In the 50s, he met Felice Zosi at the Plast fair in Milan, with whom he began to work in the field of production and sale of machinery for plastic processing. In 1953 the two decided to found Covema (Comissionaria Vendita Macchine) in Milan with headquarters in via Fontana 1, with the aim of marketing the machinery that Luigi Bandera was developing in those years, an entrepreneur active in the production of machinery for the transformation of materials plastic. The first year the company achieved a turnover of a few million lire.

With the help of a small loan from a relative, he decided to continue the entrepreneurial adventure alone by finding a way to become the sole partner of Covema. He marries Angela Rossetti, from who he had three children.
He appointed his brother Marco as sales manager for the America area and his sister Luigia as secretary. In the following years, Covema greatly developed the American and Spanish market. This success led Dino, at the end of the 1950s, to take the decision to produce his own extrusion plants, becoming an entrepreneur.

In the 60s Covema developed the first extrusion plant in the world for the production of raffia and sold 70 plants in one year. [2] This was decisive for the strong development of the company which subsequently began the production of thermoforming (Plastiform srl) and injection (GBF mechanical constructions Spa) machines. Also in those years, Dino Terragni founded RIAP Spa in Bergamo with the aim of developing new technologies in collaboration with Montedison. In 1970, the RIAP engineering team patented the process for the production of Cartonplast.

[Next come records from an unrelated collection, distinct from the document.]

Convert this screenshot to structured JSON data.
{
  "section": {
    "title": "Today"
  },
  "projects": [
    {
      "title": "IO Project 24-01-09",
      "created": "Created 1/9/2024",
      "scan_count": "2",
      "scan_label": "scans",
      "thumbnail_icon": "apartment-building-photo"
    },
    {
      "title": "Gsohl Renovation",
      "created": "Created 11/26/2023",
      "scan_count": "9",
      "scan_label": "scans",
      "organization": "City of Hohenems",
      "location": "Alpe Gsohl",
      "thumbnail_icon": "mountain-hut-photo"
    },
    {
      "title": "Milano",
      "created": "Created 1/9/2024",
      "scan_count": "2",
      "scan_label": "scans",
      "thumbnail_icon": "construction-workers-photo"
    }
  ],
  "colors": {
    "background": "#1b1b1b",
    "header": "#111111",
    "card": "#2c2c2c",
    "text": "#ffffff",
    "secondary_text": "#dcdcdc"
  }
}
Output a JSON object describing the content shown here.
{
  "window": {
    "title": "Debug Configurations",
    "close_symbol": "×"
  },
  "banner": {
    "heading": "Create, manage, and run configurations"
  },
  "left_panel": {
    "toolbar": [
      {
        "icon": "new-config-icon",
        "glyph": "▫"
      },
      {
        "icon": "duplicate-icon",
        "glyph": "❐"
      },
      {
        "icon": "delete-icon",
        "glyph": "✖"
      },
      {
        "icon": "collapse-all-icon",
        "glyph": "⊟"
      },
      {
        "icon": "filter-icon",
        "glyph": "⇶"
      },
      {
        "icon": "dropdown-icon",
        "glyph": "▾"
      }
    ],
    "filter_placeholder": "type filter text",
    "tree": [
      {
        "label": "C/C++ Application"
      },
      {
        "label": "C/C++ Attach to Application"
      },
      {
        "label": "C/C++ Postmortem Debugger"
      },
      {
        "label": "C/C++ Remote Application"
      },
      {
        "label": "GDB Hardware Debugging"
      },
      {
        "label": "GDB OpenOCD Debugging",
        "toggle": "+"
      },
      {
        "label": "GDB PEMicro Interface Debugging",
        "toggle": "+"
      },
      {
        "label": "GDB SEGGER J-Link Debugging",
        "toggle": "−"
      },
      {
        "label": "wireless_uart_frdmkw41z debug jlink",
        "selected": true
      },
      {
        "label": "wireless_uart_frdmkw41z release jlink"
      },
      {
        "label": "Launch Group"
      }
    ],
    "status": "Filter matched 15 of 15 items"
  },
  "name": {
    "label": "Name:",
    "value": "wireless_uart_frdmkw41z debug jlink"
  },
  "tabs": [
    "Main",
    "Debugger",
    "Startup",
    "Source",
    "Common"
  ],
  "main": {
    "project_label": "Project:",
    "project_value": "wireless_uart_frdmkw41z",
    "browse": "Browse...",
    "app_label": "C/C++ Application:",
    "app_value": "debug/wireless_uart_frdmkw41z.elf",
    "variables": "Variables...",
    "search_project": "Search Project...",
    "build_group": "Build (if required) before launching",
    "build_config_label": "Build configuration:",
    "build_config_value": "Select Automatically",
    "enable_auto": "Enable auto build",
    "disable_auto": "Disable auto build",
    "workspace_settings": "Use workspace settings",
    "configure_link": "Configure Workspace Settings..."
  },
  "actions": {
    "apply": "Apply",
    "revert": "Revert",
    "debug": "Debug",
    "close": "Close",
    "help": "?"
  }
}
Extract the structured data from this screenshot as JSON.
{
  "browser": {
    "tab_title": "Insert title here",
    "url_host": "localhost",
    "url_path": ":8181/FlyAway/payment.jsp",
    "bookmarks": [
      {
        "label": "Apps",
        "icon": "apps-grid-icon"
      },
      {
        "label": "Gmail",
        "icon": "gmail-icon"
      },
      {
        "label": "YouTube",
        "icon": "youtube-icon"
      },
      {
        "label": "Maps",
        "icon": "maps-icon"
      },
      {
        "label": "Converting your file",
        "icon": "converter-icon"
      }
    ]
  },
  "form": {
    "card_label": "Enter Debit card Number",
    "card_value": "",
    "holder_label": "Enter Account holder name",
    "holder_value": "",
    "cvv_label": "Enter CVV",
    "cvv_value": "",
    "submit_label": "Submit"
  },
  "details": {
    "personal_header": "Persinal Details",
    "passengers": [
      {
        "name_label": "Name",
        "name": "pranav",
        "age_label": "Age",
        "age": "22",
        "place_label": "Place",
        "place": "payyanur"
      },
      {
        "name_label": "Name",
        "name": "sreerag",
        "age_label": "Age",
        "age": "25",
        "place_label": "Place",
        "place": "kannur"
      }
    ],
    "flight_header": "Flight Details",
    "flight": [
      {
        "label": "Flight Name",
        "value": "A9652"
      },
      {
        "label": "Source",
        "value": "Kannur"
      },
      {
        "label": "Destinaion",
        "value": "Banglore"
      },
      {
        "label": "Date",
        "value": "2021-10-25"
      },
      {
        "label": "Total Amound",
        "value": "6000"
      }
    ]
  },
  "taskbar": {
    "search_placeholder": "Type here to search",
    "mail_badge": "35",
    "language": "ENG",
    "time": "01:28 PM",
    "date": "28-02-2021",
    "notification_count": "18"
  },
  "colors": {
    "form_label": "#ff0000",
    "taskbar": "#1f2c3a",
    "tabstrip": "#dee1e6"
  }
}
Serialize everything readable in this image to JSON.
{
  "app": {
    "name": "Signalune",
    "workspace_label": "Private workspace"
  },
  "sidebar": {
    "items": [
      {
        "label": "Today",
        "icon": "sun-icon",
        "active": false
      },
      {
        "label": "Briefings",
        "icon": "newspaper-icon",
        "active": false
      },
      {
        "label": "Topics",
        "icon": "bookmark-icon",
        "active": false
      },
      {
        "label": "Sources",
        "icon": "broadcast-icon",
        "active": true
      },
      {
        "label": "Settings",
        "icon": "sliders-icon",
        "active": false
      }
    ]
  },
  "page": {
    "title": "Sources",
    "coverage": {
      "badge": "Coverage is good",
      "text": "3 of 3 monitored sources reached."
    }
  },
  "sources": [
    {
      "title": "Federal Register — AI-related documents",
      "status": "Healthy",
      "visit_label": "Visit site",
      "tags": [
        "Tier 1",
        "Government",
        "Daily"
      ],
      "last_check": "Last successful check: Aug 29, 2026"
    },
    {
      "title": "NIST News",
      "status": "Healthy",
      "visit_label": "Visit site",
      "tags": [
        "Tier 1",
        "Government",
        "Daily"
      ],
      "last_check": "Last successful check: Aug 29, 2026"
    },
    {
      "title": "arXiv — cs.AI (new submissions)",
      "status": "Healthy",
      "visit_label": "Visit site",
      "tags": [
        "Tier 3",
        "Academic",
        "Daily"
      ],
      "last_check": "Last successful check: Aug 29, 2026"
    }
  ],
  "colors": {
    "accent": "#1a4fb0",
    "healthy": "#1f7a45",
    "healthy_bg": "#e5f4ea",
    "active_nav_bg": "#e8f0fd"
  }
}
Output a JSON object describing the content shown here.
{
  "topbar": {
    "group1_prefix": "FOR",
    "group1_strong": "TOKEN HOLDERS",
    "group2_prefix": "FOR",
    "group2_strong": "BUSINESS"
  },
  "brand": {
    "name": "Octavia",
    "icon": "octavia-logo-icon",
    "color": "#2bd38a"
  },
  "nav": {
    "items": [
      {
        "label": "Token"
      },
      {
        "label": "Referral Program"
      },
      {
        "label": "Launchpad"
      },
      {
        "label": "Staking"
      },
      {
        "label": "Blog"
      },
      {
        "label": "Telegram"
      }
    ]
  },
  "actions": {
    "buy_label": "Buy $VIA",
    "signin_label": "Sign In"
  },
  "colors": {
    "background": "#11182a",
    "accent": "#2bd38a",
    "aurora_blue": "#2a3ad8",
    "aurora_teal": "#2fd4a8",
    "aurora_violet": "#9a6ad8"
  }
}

In the years 1972, 1973 Covema achieved great success by opening branches abroad, founding new companies (see above) and managing almost 700 employees with a consolidated turnover of the group around 50 billion lire, becoming at the time one of the most largest in the world for the production of machinery in the plastics sector. [3]

A foreign company offered to take over the entire group, but Dino refused the proposal, although it is said to have been very important, he decided to continue the adventure and that it was not yet time to sell his company.
On 21 July 1979 Dino Terragni died suddenly due to a heart attack in Geneva where he had gone to do some business with Arab clients.

Like most of the successful entrepreneurs of that time, tireless worker, never a holiday with the family if not for a few days, self made man, his disappearance immediately caused the decline of Covema and all the companies in the group.

==Death==
On 21 July 1979 Dino Terragni died due to a heart attack while in Geneva on a business trip.

==Recognition==
- Mercurio D'oro Prize
- Gold Medal for the exports of Covema

==See also==
- Cartonplast
- Covema
- Marco Terragni
- Wood-plastic composite

==Bibliography==
- Archivio storico della Camera di Commercio di Milano.
- Archivio storico della Camera di commercio di Varese.
- Archivio storico della Camera di commercio di Brescia.
- Archivio storico della Camera di commercio di Bergamo.